In 1983, he left his academic career and entered into the private practice of Psychiatry in Fort Worth, Texas. He served as a Director of Psychiatric Departments in several hospitals including St. Joseph Hospital, Psychiatric Institute Fort Worth, Oak Bend Psychiatric Hospital Fort Worth, Care Unit Hospital and Plaza medical center, Fort Worth, Texas.

Ahmed served as the president of the Islamic Medical Association of North America (1979–80). He is the founding board member of the International Institute of Islamic medicine. Ahmed has served as the president of the Islamic Association of Tarrant County (1982–83).
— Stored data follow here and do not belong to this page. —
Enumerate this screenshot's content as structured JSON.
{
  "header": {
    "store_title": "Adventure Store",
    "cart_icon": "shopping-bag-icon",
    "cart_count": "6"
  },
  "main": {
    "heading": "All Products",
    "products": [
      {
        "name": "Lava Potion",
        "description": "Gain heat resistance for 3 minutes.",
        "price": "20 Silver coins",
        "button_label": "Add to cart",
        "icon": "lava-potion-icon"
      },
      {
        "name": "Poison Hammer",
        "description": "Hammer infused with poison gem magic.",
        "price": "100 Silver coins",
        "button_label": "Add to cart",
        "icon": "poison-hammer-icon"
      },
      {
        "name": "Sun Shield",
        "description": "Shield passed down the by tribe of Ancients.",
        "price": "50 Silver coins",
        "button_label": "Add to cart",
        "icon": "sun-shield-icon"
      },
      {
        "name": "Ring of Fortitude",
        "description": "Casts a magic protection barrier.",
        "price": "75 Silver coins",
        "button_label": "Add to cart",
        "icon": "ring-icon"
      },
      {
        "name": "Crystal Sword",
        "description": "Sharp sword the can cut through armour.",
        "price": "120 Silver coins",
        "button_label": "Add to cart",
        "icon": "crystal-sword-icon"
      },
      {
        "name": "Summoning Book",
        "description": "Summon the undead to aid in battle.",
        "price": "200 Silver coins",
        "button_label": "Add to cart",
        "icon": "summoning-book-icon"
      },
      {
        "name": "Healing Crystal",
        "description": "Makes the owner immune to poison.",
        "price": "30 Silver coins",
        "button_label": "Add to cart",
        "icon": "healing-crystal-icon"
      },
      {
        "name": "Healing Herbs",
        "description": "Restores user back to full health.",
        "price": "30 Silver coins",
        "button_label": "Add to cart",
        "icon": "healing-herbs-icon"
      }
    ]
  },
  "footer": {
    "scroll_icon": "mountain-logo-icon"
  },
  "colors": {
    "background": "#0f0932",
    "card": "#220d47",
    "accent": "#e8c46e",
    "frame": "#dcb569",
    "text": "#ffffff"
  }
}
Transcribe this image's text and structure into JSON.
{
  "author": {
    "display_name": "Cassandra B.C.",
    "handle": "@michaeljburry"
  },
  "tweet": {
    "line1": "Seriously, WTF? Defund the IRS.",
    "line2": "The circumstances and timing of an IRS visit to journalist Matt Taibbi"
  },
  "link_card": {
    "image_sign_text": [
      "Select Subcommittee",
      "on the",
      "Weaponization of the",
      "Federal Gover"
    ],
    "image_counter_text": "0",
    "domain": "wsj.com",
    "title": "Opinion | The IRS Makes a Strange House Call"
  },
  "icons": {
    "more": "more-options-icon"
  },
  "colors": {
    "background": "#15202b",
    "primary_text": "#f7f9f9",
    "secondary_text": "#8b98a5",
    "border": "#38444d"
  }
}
He also served as a member of the board of directors of the Islamic Social Service Association. He served on the board of directors of the Multicultural Alliance of North Texas from 2006 to 2016.

== Philanthropy and Community Services ==

Ahmed has been active for many years in developing Islamic institutions that support the Muslim community to prosper by providing services as well as facilities that promote well being in their communities.

In 1995, Ahmed founded the Muslim Community Center for Human Services to serve indigent residents of the Dallas-Fort Worth area.[4] MCC for Human Services was the first Muslim charitable organization in the state of Texas that provided medical and social services, including free medical, dental, and mental health services to indigent residents of the Dallas-Fort Worth area, irrespective of race, religion, and country of origin.

Ahmed has been active in organizing conferences on domestic violence, the role of organized religion in promoting world peace and the many Muslim contributions to civilization.

In 2011, Ahmed and The Muslim Community Center for Human Services stepped up their efforts to provide services to their community despite their being cut-backs from the federal government towards spending for social services.

The medical clinic for the center was treating 1,600 to 1,800 patients a year, and new patients were asked only to make a $10 donation. Low-cost lab work and prescription drugs were also made available. More than 200 people each year also were receive dental care.

== Bibliography ==

- Muslim Contribution to World Civilization, publisher: The International Institute of Islamic thought UK, 2005, ISBN 156564-411-5, reprint: ISBN 1-56564-410-7
- Islamic Intellectual Heritage and its impact on the West Publisher: Institute of Medieval and Post Medieval Studies, USA, 2008, ISBN 978-1604618990
- Domestic violence cross cultural perspective Published by Xilbris Corporation, USA, 2009, ISBN ISBN 978-1441544728
- My Story as a Muslim Immigrant in America- Psychiatry, social activism and service, Publisher: Lioncrest, USA, 2017, ISBN 978-1-61961-839-8
- The Rise and Fall of Muslim Civilization: Hope for the Future, Publisher: Mary Ethel Eckard US, 2022, ISBN 979-8-9857287-0-5
- Why Are Americans Obsessed with Guns and Willing to Pay a High Price, Second Edition, Publisher: Mary Ethel Eckard US, 2022, ISBN 979-8-9857287-8-1

==Personal life==
Basheer Ahmed married Shakila Ahmed and they have two children Sameer Ahmed and Araj Ahmed.